A map of foliage patterns is here to help, offering a best-guess guide to when aspen, birch, larch and maple trees will turn vivid shades of gold, orange and crimson.
The forecast produced by the Smoky Mountains website predicts much of the U.S. will start seeing the most dramatic colors by late September to mid-October. But fall foliage can be very tricky to predict, especially as climate change brings warmer temperatures and disrupts historic rainfall patterns.
The timing comes down to several weather factors
Areas where warm temperatures persist can see fall colors arrive later than normal, especially if they've had near-average amounts of rainfall. And right now, the U.S. is coming off its third-hottest summer on record, according to the National Oceanic and Atmospheric Administration.
Dry conditions are another factor. In areas where rainfall has been scarce, leaves could start changing color early this year, and their effect might be less vibrant.
The U.S. Drought Map currently shows large sections of central and western states are experiencing moderate to exceptional drought. Much of the eastern U.S. is in better shape, but portions of the mid-Atlantic and Northeast, from Maryland up to Maine, are experiencing abnormally dry or drought conditions.
"We see a forest that is healthy in the far north but increasingly stressed by heat and drought in the south and near the coast," Yankee magazine says in its report on the New England region.
The folks behind the Smoky Mountains' map acknowledge that like any forecast, theirs might not prove to be 100% accurate for every area. But they say their map is based on a complex algorithm that generates a strong prediction.
"Our model ingests multiple data points including NOAA precipitation forecasts, historical precipitation, average daylight exposure and temperature forecasts," Smoky Mountains founder and map creator David Angotti told NPR. "We process hundreds of thousands of data points from a variety of private and government sources to accurately predict the precise moment fall will occur for the entire United States."

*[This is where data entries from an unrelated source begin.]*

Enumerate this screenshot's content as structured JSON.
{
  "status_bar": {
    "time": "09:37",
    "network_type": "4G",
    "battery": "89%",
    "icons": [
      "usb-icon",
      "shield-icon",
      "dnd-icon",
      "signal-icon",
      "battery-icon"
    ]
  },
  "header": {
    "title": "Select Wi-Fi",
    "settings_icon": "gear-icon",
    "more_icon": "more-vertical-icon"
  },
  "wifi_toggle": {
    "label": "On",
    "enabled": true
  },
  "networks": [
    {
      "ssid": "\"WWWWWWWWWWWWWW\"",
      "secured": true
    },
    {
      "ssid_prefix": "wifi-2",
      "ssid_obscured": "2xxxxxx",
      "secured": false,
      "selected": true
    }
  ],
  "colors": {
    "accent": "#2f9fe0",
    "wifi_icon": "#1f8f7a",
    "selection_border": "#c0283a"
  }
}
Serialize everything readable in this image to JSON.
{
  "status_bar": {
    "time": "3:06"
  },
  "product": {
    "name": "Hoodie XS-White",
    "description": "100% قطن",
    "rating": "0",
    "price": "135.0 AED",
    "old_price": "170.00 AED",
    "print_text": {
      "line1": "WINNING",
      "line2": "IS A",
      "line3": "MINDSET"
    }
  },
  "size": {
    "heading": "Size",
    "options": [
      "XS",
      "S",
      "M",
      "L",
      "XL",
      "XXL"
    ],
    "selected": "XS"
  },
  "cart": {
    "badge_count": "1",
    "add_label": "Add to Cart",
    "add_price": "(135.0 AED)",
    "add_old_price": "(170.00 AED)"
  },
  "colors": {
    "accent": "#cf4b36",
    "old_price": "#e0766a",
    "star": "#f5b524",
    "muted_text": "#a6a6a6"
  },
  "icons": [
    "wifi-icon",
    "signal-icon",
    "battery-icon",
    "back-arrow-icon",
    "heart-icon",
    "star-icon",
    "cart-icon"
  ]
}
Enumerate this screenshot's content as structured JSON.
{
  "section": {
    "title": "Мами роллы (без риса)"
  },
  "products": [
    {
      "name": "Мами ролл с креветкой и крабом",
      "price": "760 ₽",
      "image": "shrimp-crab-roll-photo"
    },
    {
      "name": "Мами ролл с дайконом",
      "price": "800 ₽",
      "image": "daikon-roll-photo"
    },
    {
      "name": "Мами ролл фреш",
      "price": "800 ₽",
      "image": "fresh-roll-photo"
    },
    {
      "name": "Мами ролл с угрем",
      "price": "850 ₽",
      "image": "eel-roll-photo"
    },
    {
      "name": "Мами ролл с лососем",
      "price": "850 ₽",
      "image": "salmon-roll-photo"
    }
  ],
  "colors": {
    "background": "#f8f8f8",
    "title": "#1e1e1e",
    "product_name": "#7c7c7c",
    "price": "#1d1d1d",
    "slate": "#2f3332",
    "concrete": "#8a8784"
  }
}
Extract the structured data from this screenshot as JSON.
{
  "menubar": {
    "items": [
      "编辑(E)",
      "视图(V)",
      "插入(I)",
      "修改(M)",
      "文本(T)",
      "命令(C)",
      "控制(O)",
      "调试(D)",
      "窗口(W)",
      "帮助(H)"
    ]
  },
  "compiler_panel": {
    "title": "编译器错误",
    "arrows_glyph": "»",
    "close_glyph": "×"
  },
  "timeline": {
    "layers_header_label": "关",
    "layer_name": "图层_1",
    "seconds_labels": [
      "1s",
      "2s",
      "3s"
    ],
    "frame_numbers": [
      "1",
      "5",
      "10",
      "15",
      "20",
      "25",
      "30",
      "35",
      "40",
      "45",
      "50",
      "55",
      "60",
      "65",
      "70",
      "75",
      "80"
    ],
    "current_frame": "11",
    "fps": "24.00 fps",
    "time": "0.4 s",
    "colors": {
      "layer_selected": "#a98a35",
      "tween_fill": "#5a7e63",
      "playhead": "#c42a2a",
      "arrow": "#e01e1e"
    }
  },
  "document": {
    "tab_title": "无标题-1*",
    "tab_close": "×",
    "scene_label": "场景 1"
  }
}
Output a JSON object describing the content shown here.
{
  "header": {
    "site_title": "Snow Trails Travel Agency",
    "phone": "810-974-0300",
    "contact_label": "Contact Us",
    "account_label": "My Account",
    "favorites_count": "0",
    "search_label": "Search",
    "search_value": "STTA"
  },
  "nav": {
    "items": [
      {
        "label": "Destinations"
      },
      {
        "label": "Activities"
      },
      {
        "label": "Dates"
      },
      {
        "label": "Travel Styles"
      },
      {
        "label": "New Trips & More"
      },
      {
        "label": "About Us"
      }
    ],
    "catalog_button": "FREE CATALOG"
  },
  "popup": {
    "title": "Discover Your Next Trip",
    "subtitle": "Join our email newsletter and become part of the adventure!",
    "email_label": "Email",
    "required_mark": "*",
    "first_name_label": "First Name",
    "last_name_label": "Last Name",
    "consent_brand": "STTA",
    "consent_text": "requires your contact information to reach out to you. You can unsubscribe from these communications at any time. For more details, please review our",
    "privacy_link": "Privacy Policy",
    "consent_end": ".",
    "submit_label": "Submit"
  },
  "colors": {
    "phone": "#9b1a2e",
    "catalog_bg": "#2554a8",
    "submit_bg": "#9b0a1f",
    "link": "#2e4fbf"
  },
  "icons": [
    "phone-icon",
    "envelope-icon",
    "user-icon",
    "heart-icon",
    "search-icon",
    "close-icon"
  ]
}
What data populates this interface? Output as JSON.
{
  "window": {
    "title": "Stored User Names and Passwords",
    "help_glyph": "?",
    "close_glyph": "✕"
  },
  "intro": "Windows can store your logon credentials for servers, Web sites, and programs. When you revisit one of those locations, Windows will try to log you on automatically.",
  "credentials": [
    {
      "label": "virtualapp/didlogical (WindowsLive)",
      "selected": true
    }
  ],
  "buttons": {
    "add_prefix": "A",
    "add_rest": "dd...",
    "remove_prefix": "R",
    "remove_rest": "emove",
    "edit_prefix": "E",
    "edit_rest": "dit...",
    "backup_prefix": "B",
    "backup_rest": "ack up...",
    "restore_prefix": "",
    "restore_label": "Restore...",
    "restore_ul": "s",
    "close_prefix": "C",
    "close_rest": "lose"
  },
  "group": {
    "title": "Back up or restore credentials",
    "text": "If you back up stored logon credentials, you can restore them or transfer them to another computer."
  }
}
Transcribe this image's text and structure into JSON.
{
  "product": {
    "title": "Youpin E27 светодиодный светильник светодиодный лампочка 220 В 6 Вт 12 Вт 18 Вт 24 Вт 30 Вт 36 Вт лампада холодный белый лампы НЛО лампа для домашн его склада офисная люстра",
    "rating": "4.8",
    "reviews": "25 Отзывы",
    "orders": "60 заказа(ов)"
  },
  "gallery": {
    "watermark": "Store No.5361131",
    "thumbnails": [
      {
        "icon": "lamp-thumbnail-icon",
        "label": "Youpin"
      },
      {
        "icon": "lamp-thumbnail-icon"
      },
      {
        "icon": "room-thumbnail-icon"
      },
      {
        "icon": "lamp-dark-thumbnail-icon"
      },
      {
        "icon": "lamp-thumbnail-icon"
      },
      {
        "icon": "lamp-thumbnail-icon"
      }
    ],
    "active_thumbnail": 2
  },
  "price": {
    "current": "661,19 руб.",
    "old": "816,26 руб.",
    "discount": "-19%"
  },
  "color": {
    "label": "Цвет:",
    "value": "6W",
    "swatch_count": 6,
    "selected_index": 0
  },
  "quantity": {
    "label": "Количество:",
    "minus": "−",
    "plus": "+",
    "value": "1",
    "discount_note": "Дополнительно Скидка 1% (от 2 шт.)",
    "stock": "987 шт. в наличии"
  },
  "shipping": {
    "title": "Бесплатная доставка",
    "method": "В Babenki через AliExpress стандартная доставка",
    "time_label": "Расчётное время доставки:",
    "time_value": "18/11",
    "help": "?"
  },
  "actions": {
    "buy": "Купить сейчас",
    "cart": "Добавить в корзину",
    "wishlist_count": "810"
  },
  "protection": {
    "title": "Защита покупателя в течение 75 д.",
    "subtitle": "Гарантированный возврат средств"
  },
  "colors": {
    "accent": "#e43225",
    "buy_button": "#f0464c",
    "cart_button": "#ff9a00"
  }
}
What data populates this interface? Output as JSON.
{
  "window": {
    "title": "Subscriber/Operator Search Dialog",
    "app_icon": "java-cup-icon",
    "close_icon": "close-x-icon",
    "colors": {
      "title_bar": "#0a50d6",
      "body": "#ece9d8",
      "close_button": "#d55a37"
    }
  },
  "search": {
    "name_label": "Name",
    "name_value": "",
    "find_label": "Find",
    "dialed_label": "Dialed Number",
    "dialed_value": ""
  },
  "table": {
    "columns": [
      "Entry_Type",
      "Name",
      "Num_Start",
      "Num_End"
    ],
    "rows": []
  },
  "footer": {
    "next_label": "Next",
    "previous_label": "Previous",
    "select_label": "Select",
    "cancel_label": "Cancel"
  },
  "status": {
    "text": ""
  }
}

The best conditions: cool nights and sunny days
"Sunny, but not hot, days and cooler nights provide the optimal conditions for fall foliage, with the lower temperatures slowing the production of chlorophyll — the pigment that gives plants their green color — and sunlight increasing sugar production," according to North Carolina State University's College of Natural Resources.
Dry conditions in parts of the Northeast have experts warning that people may need to temper their expectations for the fall show.
"The timing might not be the same, the colors might be a little bit more muted and not as beautiful and robust as we usually get to experience here in New England," as Nicole Keleher, the Massachusetts Department of Conservation and Recreation's forest health program director, told NPR member station WBUR.
Some areas could be helped by more rainfall — as long as it doesn't come with strong storm winds that knock leaves down.
"When there is more rain, the colors pop even more," the National Park Service says, adding, "When there is a cool fall, the red maple leaves appear brighter as well."
When chlorophyll steps aside, other pigments shine
"Carotenoids are where we're going to get that yellow and orange color," as botanist and plant ecologist Tanisha Williams of Bucknell University told NPR in 2020. "So as the green pigment starts to break down, we see this yellow and orange color."
As trees prepare to conserve their energy for the following spring, some of them also produce another pigment, anthocyanin, that brings striking red and purple colors.
"The falling of the leaves and the changing of the colors are all in preparation for the tree to hunker down and basically hibernate in the wintertime," Williams said.